Crossroads: Ein Prinz findet den Soul

Derart hohen Besuch hat der Rockpalast in seiner 45-jährigen Geschichte wahrscheinlich noch nie gehabt: Bei der aktuellen Ausgabe des viertägigen WDR Crossroads-Festivals, das alle sechs Monate in der Harmonie aufgezeichnet wird, stand am vergangenen Mittwoch mit J.P. Bimeni ein Künstler auf der Bühne, der den Titel „Soul-Prinz“ nicht nur ehrenhalber trägt. Immerhin ist der 41-Jährige Mitglied der Königsfamilie von Burundi – und zugleich jemand, der erst durch die Musik zu sich selber fand. Mit einer Stimme, die immer wieder zu Recht mit der von Otis Redding verglichen wird, die weich ist und zugleich kantig, stürzt er sich mit der spanischen Band The Black Belts in Soul-Kompositionen im besten Motown-Stil und setzt so einen Gegenpol zu seiner eigenen Geschichte, in der mehr Dunkelheit verborgen ist, als viele sich vorstellen können.

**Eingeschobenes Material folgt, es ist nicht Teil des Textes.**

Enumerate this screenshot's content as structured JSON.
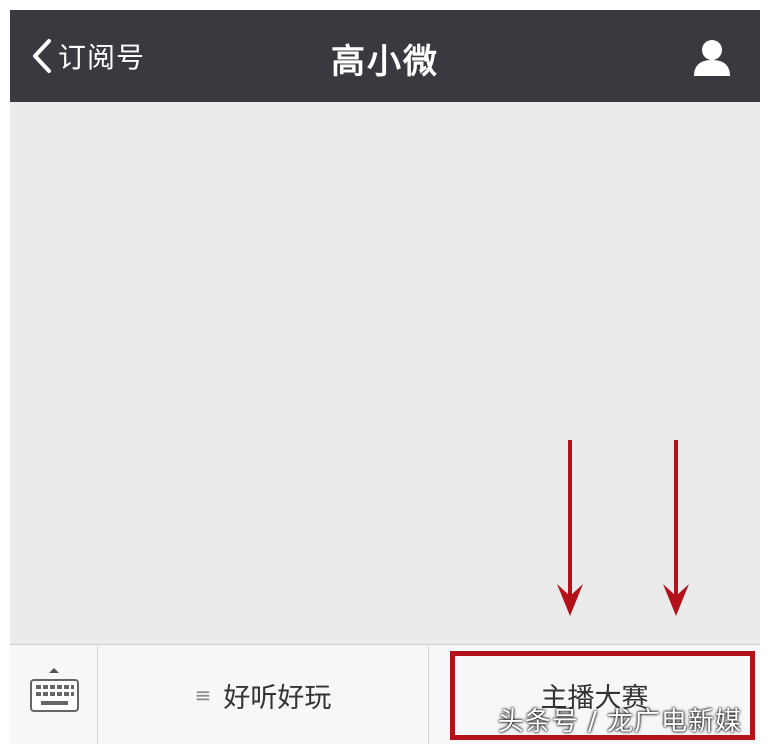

Bimenis unschuldige Kindheit endete 1993 mit dem Beginn des Bürgerkriegs in seiner Heimat. Der Konflikt zwischen den Hutu und den Tutsi gilt als einer der blutigsten Konflikte Afrikas, Hunderttausende wurden in einem Genozid ermordet. Bimeni selbst überlebte erst ein Massaker an seiner Schule, später einen Attentat, bei dem er mit schweren Schussverletzungen ins Krankenhaus eingeliefert wurde. Dort versuchte ein Arzt ihn zu vergiften – wie sich später herausstellte, stand Birmenis Name auf einer Todesliste. Mit Hilfe der UNO konnte er nach Großbritannien flüchten, begann zu studieren und fand den Soul, in den er unglaublich tief einzudringen versteht. Allerdings ist die Musik für Bimeni kein Ventil, um den Schmerz zu verarbeiten, sondern vielmehr eine Befreiung.„Wir können uns nicht nur die ganze Zeit mit unserem Schmerz und unseren Problemen beschäftigen“, sagt er. „Wir müssen sie auch verbannen und den Leerraum füllen, in dem es vorher nur Schmerz, Sorge und Panik gab“. Ja, textlich verarbeitet er seine Geschichte durchaus, doch der druckvolle Sound, den er zusammen mit seiner Band erschafft, strotzt vielmehr vor Lebensfreude. Ausgelassen tanzt er über die Bühne, lacht und singt, mit seinem Charisma das Publikum begeisternd, das sich von dieser Energie nur zu gerne anstecken lässt.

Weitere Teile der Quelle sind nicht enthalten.